And those companies that already have a policy should re-mind their drivers of the risks of drink-driving and of the rising number of morning-after convictions.
Every year 90,000 motorists are convicted of driving with excess alcohol in their blood.
Fleet managers are advised that just getting drivers to agree to a company policy on not drinking and driving does not ensure compliance.
According to Avoidd Training and Education, it’s all very well saying ‘don’t drink-drive’ – but drivers need to also know when they will be alcohol-free the next day to be safe to drive.
Extended licensing hours have pushed drinking later into the night and early hours which, together with the inevitable increase in consumption, has increased morning-after convictions.
As a result, morning-after offences continue to rise – now almost one-in-five convictions are on the way to or at work – often in a firm’s vehicle.

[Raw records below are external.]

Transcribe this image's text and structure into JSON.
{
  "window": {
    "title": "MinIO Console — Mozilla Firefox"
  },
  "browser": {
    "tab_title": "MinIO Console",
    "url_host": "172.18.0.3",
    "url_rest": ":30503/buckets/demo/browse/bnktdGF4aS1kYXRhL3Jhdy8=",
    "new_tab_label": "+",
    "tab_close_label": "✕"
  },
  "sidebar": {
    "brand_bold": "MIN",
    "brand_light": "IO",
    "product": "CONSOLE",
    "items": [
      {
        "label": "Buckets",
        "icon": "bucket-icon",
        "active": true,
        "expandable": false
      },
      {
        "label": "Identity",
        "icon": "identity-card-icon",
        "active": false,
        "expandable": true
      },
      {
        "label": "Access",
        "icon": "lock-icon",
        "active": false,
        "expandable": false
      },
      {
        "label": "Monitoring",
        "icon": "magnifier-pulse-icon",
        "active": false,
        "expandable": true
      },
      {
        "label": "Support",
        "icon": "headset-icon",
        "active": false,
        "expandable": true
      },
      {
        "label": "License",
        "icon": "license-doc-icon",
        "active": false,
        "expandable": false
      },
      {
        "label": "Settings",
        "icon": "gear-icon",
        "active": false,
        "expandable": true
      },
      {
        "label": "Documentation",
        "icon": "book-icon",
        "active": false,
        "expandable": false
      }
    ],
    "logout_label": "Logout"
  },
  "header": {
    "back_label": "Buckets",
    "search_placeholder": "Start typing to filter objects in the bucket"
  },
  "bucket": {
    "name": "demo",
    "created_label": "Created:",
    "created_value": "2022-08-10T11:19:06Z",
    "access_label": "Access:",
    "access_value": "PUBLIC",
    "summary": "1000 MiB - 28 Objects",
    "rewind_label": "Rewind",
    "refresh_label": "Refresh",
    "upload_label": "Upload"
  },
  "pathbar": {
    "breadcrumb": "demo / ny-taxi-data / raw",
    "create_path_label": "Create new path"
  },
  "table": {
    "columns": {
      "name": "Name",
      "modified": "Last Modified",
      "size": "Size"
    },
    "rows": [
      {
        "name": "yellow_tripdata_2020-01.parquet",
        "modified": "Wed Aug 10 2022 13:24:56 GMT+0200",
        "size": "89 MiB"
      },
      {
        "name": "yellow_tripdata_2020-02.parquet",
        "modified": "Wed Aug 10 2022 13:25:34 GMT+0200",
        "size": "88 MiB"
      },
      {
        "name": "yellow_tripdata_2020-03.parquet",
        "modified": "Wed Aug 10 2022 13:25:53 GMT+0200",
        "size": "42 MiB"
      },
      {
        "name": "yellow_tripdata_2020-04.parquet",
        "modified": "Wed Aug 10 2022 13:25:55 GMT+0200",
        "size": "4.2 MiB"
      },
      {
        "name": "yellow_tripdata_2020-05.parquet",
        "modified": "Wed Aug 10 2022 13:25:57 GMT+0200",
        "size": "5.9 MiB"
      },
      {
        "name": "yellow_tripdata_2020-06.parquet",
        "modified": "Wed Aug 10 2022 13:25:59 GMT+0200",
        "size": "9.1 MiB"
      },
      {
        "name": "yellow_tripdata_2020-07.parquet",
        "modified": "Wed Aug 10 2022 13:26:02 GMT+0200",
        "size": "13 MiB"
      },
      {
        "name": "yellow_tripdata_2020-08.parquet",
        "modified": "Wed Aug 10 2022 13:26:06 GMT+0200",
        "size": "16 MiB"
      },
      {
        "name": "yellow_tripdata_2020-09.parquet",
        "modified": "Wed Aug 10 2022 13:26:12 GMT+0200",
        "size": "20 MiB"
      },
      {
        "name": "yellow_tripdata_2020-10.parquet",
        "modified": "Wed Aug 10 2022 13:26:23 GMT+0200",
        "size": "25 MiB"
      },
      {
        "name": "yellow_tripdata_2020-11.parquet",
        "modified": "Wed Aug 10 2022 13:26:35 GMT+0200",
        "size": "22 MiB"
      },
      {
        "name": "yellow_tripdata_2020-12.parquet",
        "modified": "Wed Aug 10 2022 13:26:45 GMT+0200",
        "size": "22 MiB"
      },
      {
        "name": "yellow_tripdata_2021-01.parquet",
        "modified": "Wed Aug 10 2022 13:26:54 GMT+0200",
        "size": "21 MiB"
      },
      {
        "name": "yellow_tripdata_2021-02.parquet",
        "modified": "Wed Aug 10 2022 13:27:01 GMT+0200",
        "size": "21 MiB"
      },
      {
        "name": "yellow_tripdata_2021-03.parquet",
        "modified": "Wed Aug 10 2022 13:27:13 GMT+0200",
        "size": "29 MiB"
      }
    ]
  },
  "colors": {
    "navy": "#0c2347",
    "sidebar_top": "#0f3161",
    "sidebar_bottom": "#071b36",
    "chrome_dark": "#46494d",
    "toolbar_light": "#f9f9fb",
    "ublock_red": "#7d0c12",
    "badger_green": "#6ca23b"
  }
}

In addition, recent changes in law and procedures have allowed police to carry out field impairment tests to determine whether there is evidence of impairment through drug use.
The roll-out of field impairment testing will also impact on drink- driving, as police turn their new expertise towards drink-drivers.
With appropriate training, these tests can be carried out by fleet managers and key HR staff, enabling them to check employees suspected of being impaired in the workplace.
Having established impairment, a company drugs and alcohol policy will determine what happens next.